Spark Streaming中的数据是源源不断流进来的,有时候我们需要计算一些周期性的统计,就不得不维护一下数据的状态。在Spark Streaming中状态管理有两种方式。一种是updateStateByKey,另一种是mapWithState
第一种方式:先获取上一个batch中的状态RDD和当前batch的RDD 做cogroup 得到一个新的状态RDD。这种方式完美的契合了RDD的不变性,但是对性能却会有比较大的影响,因为需要对所有数据做处理,计算量和数据集大小是成线性相关的。

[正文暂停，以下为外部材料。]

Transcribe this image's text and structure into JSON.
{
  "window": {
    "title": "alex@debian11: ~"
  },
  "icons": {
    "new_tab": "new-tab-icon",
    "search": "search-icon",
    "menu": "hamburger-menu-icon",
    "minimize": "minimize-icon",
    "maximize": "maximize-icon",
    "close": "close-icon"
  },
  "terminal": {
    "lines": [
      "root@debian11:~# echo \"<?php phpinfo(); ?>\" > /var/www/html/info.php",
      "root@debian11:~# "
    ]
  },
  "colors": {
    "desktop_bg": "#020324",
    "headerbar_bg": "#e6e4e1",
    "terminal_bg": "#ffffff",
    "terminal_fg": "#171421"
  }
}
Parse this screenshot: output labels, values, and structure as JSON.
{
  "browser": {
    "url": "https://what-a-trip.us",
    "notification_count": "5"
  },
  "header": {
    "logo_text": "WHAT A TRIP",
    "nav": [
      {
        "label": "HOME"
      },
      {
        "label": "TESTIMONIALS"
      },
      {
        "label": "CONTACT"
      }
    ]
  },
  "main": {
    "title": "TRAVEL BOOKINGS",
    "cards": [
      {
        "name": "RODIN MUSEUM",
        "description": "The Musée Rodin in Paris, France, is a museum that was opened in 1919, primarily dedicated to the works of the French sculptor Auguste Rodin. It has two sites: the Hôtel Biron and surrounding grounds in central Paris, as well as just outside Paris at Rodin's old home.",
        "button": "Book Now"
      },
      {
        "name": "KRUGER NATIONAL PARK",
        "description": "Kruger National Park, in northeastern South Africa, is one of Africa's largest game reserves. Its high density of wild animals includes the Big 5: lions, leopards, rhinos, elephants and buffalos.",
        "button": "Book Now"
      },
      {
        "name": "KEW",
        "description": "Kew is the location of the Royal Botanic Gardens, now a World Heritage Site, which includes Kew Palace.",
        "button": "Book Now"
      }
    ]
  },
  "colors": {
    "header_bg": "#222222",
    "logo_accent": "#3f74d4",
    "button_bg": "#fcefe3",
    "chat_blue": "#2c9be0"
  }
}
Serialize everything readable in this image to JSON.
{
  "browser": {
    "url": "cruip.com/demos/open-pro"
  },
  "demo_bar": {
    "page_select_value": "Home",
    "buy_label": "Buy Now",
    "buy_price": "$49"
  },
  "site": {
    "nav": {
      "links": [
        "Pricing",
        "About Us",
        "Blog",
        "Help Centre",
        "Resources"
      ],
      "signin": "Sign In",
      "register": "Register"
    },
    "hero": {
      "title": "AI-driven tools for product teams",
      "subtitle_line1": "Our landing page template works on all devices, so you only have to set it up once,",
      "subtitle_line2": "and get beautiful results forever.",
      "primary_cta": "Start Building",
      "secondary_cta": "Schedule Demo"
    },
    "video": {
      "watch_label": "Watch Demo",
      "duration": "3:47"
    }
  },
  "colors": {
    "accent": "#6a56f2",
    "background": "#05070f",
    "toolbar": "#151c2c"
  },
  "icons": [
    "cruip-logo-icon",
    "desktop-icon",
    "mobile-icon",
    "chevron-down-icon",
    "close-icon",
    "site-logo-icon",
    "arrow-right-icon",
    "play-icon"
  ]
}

- 看一下updateStateByKey的代码,在Dstream中并没有找到updateStateByKey()方法,因为updateStateByKey是针对Key-Value的操作,所在可以想到updateStateByKey()方法其实是在PairDStreamFunctions类中,他是通过隐式转换的方式实现的。
代码如下
implicit def toPairDStreamFunctions[K, V](stream: DStream[(K, V)]) (implicit kt: ClassTag[K], vt: ClassTag[V], ord: Ordering[K] = null): PairDStreamFunctions[K, V] = {
new PairDStreamFunctions[K, V](stream)
}
- 接着看updateStateByKey()方法,他有几种重载方式,最终调用以下的updateStateByKey()方法,代码如下
def updateStateByKey[S: ClassTag](
updateFunc: (Iterator[(K, Seq[V], Option[S])]) => Iterator[(K, S)],
partitioner: Partitioner,
rememberPartitioner: Boolean
): DStream[(K, S)] = ssc.withScope {
new StateDStream(self, ssc.sc.clean(updateFunc), partitioner, rememberPartitioner, None)
}
- 这里实例化了一个StateDStream,看一下StateDStream的compute方法,代码如下
override def compute(validTime: Time): Option[RDD[(K, S)]] = {
// Try to get the previous state RDD
getOrCompute(validTime - slideDuration) match {
case Some(prevStateRDD) => { // If previous state RDD exists
// Try to get the parent RDD
parent.getOrCompute(validTime) match {
case Some(parentRDD) => { // If parent RDD exists, then compute as usual
computeUsingPreviousRDD (parentRDD, prevStateRDD)
}
case None => { // If parent RDD does not exist
// Re-apply the update function to the old state RDD
val updateFuncLocal = updateFunc
val finalFunc = (iterator: Iterator[(K, S)]) => {
val i = iterator.map(t => (t._1, Seq[V](), Option(t._2)))
updateFuncLocal(i)
}
val stateRDD = prevStateRDD.mapPartitions(finalFunc, preservePartitioning)
Some(stateRDD)
}
}
}
case None => { // If previous session RDD does not exist (first input data)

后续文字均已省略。